Pexels/upender photography
Nah, daripada cuma membandingkan angka di timbangan dengan tabel rata-rata, cara paling akurat untuk memantau pertumbuhan si Kecil sebenarnya lewat kurva pertumbuhan atau growth chart yang dipakai dokter anak.
Menurut Pregnancy, Birth and Baby, kurva pertumbuhan bayi mencatat perubahan panjang badan, berat badan, dan lingkar kepala si Kecil dari waktu ke waktu.
Di dalam kurva ini dikenal istilah persentil, yang sering bikin Mama-Mama baru sedikit bingung saat pertama kali mendengarnya dari dokter. Mengutip Medical News Today, persentil menunjukkan posisi berat badan bayi dibandingkan dengan bayi lain yang seusia dan sejenis kelamin.
Misalnya, kalau si Kecil berada di persentil ke-60, artinya sekitar 40 persen bayi seusianya memiliki berat lebih besar, dan 60 persen lebih kecil. Angka ini bukan nilai rapor, jadi persentil yang rendah bukan berarti si Kecil bermasalah.

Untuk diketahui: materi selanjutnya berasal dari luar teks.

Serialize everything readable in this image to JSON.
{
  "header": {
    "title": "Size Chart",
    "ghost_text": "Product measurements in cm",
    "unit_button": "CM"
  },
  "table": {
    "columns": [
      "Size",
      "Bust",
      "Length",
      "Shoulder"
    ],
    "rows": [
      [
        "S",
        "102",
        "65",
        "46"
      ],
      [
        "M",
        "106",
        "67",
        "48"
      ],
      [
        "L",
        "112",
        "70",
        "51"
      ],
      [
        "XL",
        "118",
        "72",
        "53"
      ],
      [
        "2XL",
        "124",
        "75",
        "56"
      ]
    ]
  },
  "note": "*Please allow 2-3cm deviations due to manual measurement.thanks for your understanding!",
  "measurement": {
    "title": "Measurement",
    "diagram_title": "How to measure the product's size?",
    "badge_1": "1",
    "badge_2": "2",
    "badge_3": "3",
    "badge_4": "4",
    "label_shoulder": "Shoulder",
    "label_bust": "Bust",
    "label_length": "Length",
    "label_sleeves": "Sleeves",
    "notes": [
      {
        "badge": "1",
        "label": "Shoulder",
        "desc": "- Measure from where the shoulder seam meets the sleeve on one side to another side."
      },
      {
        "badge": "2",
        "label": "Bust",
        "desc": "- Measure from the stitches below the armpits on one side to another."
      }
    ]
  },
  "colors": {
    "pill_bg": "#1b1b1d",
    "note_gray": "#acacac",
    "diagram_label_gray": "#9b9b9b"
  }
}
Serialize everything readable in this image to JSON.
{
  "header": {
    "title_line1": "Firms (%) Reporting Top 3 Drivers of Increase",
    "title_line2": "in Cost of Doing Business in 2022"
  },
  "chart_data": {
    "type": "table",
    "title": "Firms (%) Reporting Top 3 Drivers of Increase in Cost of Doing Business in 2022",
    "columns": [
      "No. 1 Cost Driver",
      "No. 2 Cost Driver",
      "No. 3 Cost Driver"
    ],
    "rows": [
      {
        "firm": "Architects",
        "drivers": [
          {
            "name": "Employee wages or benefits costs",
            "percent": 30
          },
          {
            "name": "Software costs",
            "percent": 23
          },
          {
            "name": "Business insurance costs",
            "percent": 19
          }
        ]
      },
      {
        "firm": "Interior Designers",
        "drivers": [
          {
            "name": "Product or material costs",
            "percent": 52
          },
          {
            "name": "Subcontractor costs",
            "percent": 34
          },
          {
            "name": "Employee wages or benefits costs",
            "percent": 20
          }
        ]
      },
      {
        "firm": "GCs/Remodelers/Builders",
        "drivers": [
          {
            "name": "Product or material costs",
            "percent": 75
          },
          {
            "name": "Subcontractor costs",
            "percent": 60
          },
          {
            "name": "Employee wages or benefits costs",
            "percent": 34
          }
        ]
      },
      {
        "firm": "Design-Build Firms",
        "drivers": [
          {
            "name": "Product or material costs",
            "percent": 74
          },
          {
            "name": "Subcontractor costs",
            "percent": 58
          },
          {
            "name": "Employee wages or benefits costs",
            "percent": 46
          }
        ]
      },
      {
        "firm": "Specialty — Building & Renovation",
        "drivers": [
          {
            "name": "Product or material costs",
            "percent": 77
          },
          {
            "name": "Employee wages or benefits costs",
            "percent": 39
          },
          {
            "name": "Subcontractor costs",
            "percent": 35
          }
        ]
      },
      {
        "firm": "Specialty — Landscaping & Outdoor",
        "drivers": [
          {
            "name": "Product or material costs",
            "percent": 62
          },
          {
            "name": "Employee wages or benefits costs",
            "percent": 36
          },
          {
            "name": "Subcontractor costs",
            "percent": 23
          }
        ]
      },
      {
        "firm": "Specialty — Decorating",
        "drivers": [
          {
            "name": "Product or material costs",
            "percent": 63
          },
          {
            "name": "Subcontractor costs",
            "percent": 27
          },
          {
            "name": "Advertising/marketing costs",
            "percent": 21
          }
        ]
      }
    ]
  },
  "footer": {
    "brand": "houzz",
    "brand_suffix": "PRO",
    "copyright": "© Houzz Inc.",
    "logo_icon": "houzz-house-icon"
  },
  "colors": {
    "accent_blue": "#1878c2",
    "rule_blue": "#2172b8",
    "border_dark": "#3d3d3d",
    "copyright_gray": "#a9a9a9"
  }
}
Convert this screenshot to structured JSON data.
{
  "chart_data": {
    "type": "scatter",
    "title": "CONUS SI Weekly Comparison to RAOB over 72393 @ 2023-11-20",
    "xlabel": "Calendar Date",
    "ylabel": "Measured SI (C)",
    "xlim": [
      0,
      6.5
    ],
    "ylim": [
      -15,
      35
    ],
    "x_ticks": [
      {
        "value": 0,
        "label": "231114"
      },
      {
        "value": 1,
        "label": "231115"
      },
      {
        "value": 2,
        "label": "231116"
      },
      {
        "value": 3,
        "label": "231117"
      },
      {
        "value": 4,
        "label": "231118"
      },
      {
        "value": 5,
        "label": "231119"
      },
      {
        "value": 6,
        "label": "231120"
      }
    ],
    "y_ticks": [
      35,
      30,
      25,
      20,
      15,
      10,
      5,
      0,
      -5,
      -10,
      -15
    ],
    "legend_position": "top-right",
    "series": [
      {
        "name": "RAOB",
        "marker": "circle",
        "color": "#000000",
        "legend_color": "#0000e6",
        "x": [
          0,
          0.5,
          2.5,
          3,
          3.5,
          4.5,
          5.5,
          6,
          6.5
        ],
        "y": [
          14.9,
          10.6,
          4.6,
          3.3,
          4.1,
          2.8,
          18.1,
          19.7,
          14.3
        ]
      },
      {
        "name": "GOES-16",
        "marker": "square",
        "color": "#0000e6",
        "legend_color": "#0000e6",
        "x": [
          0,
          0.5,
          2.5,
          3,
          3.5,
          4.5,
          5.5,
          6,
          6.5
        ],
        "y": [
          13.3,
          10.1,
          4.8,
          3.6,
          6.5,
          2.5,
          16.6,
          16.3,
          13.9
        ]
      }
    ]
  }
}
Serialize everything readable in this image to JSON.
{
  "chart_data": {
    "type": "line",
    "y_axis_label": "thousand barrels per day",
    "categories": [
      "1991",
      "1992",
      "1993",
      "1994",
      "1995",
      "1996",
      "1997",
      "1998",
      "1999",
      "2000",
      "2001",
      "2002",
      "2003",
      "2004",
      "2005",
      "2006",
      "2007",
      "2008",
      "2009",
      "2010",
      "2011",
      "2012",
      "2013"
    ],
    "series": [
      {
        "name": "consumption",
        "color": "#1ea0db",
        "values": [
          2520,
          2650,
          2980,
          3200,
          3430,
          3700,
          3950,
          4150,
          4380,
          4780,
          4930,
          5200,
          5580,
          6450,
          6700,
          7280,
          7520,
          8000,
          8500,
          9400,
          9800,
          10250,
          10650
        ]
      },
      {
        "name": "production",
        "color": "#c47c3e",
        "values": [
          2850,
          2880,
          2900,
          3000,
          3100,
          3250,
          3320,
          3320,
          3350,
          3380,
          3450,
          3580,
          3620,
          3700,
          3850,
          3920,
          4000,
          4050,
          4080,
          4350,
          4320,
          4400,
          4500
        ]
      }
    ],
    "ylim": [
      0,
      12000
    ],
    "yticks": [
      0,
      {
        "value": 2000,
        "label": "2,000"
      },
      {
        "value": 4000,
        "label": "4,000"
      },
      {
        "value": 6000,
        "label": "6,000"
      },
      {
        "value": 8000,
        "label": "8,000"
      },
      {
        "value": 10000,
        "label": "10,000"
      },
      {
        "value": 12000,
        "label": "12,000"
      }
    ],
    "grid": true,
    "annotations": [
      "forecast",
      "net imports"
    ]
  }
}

Yang jauh lebih penting untuk diperhatikan justru hal-hal berikut ini.
Konsistensi kurva, bukan angka tunggal.
Dokter biasanya lebih memperhatikan apakah bayi tetap berada pada jalur pertumbuhan yang sama dari waktu ke waktu, dibandingkan dengan mengejar persentil tertentu.
Perubahan drastis jadi sinyal penting.
Jika berat badan bayi tiba-tiba turun ke persentil yang jauh lebih rendah, ini bisa menjadi tanda gangguan pertumbuhan yang perlu dicek lebih lanjut oleh dokter.
Lonjakan berat badan juga wajar terjadi.
Sebaliknya, kenaikan berat badan yang tiba-tiba melompat ke persentil baru biasanya menandakan bahwa bayi sedang mengalami growth spurt atau lonjakan pertumbuhan. Hal ini normal terjadi.